B.C. launches a project to reduce the number of overdose deaths from prison stations released from current installations.
The Court's death review panel found two-thirds last year. B.C. Illnesses with more than 19 months of illness died, with the new criminal justice system.
Read more: Opioids Crises British Columbia can reduce life expectancy
The panel said that at the end of July 2016 and 2017, 333 people were killed by a first post.
The Ministry of Health has said Wednesday that Surrey, Prince George, Kamloops, Nanaimo, and Port Coquitlam have created new community transition groups to treat opioids in the use of disorders.
The teams are part of the social worker and the drugs they use, and they may be able to work with someone who has been giving them help.
Lynne Pelletier, B.C. Mental Health and Substance Use Services, the people in the justice system are the weaknesses of society, but today there are difficulties in emergency illness.

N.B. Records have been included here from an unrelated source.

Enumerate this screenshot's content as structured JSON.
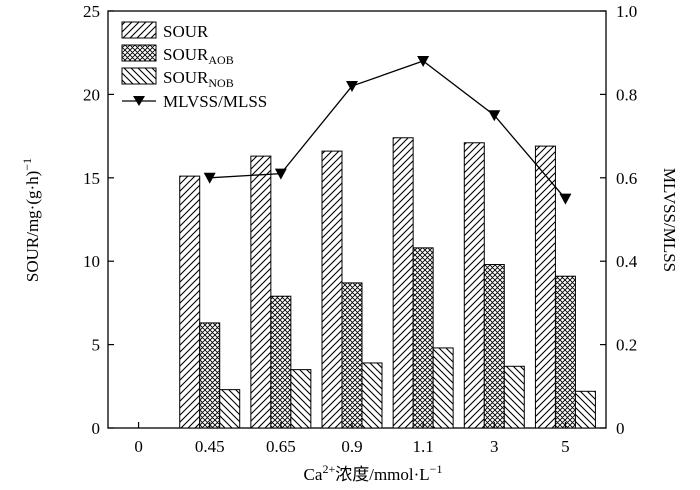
{
  "chart_data": {
    "type": "bar",
    "categories": [
      "0.45",
      "0.65",
      "0.9",
      "1.1",
      "3",
      "5"
    ],
    "x_zero_label": "0",
    "series": [
      {
        "name": "SOUR",
        "name_main": "SOUR",
        "name_sub": "",
        "values": [
          15.1,
          16.3,
          16.6,
          17.4,
          17.1,
          16.9
        ],
        "axis": "left",
        "pattern": "diag-up"
      },
      {
        "name": "SOURAOB",
        "name_main": "SOUR",
        "name_sub": "AOB",
        "values": [
          6.3,
          7.9,
          8.7,
          10.8,
          9.8,
          9.1
        ],
        "axis": "left",
        "pattern": "crosshatch"
      },
      {
        "name": "SOURNOB",
        "name_main": "SOUR",
        "name_sub": "NOB",
        "values": [
          2.3,
          3.5,
          3.9,
          4.8,
          3.7,
          2.2
        ],
        "axis": "left",
        "pattern": "diag-down"
      }
    ],
    "line_series": {
      "name": "MLVSS/MLSS",
      "values": [
        0.6,
        0.61,
        0.82,
        0.88,
        0.75,
        0.55
      ],
      "axis": "right"
    },
    "xlabel": {
      "main": "Ca",
      "sup": "2+",
      "rest": "浓度/mmol·L",
      "sup2": "−1"
    },
    "ylabel_left": {
      "main": "SOUR/mg·(g·h)",
      "sup": "−1"
    },
    "ylabel_right": "MLVSS/MLSS",
    "ylim_left": [
      0,
      25
    ],
    "yticks_left": [
      "0",
      "5",
      "10",
      "15",
      "20",
      "25"
    ],
    "ylim_right": [
      0,
      1.0
    ],
    "yticks_right": [
      "0",
      "0.2",
      "0.4",
      "0.6",
      "0.8",
      "1.0"
    ],
    "legend_position": "top-left",
    "grid": false,
    "colors": {
      "bars": "#000000",
      "line": "#000000",
      "background": "#ffffff"
    }
  }
}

"Common health allows us to integrate community-based care, not only to prevent overdose, but also to connect to healthcare services, and perhaps change the life cycle, by focusing on some of the social and economic realities that have been the first place."
Dr Nader Sharifi, Medical Director of Correctional Health Services, says that 40% of people can treat opioid disorders at targeted facilities.
People are at a great risk when leaving an installation and do not go to the doctor.
"There are barriers that continue with the treatment we are starting to get. Clients are in a stigma, they may not have an entry and have no fixed address. It's not easy to visit the nearest doctor's office," he says.
Community transition teams started connecting to the first customers a month. The Provincial Health Service Authority expects the development of the project in the coming year.